Remember, the only mention of any product or feature came in the closing seconds of voice over: “On January 24th, Apple Computer will introduce Macintosh. And you’ll see why 1984 won’t be like 1984.”

It’s what I would call holding the tension, between an organization’s nearly insatiable urge to be heard, understood and admired — and an equally strong regard for the audience’s judgment, imagination, and willingness to be challenged.

Like Lincoln, Apple and Chiat/Day’s copywriter and art director, Steve Hayden and Brent Thomas aimed high — at what the great president and orator called the “better angels of our nature.”

In many ways, every Apple television commercial, print ad, and product launch since 1984 has drawn a measure of inspiration and restraint from that seminal moment in the company’s history.

Higher education marketing professionals and anyone who goes about the work of communicating can be similarly reassured.

Less, almost always, is more.

While mass consumer advertising makes a particular case for saturation, repetition and audience recall — I’m Lovin It — such a tack ignores fundamental truths of higher education marketing.

Conversions pay the bills, yes, but the true test of customer loyalty comes years — even decades — after graduation.
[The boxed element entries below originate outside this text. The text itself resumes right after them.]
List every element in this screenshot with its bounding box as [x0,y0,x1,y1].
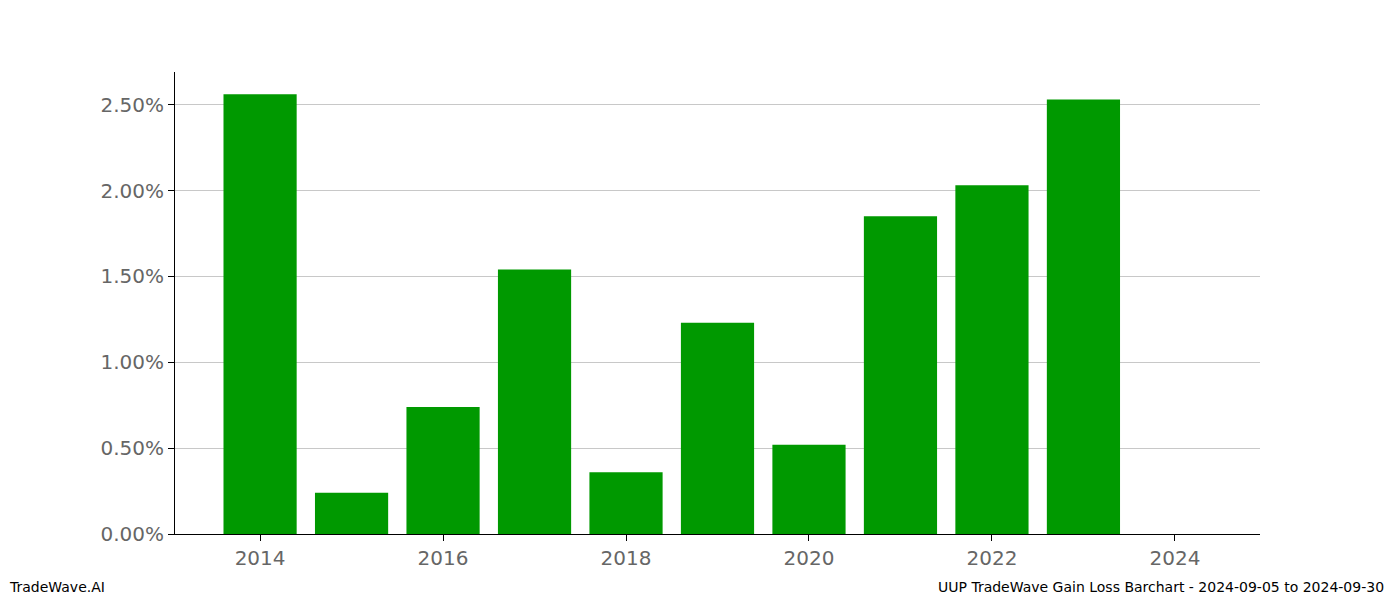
svg-text:2024: 2024 [1149,546,1200,570]
svg-text:0.50%: 0.50% [100,436,164,460]
svg-text:2018: 2018 [601,546,652,570]
svg-text:1.50%: 1.50% [100,264,164,288]
svg-text:2.00%: 2.00% [100,179,164,203]
svg-text:2014: 2014 [235,546,286,570]
svg-text:0.00%: 0.00% [100,522,164,546]
svg-text:2022: 2022 [966,546,1017,570]
svg-text:2020: 2020 [784,546,835,570]
svg-text:1.00%: 1.00% [100,350,164,374]
svg-text:TradeWave.AI: TradeWave.AI [9,579,105,595]
svg-text:UUP TradeWave Gain Loss Barcha: UUP TradeWave Gain Loss Barchart - 2024-… [938,579,1384,595]
svg-text:2016: 2016 [418,546,469,570]
svg-text:2.50%: 2.50% [100,93,164,117]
In our collective rush to meet annual enrollment goals, we can easily mistake next year’s mean SAT or summer melt rate for lasting success. We know why early spring deposits matter, but do we give equal attention to lifetime student value? Do our routine communications inspire a half century of alumni interest, energy and engagement?

As higher education marketers speaking into a hailstorm of messaging static and digital/paper clutter, we are easily tempted to raise our voice, repeat ourselves or wring the last drops of meaning out of higher education buzz words like “change” in hopes of being heard.

We can also become infatuated — momentarily or for years — with words, campaigns or trends that resonate. While every success should be incubated and encouraged, we must not get too comfortable or stagnate. It’s not just a loss of momentum, but the erosion of belief that we can — actually must — continually deepen and enrich new messages and widen circles of interest, while still preserving root sources of spark and inspiration.

I have great appreciation for higher education marketers who take a cue from the likes of Abraham Lincoln and Apple. They hold the very real tension, between expediency and the mandate every creative carries within for authenticity, originality and the daily summons to risk.

In a world in which audience “testing” and quantitative research threatens to aim communication down to the lowest common denominator — a people’s choice kind of popularity contest — a few schools and creative teams dare still speak to those “better angels of our nature.”

They resist pressures of “institutional consensus” and instead get curious about their audiences and the more complex and nuanced stories they have to share. Rather than respond only to the immediate need, they work toward a higher good — creating exceptional communications that showcase the growth of mind, soul and spirit that most schools profess to offer 17-year-old prospects.

Middlebury College and Colgate University stand out as two places where writers, editors and marketers continually champion the power of words, images, and story to capture larger truths regarding their school, culture and brand promise.

These and other high-performing schools and agencies prove that change, surprise, delight and renewal remain not only acceptable to wide-ranging audiences, but welcome and appreciated.

They carry on the lesson of Lincoln’s rhetorical grace and Apple’s impeccable timing — reminding us that the more potent the communication, the less volume or repetition required.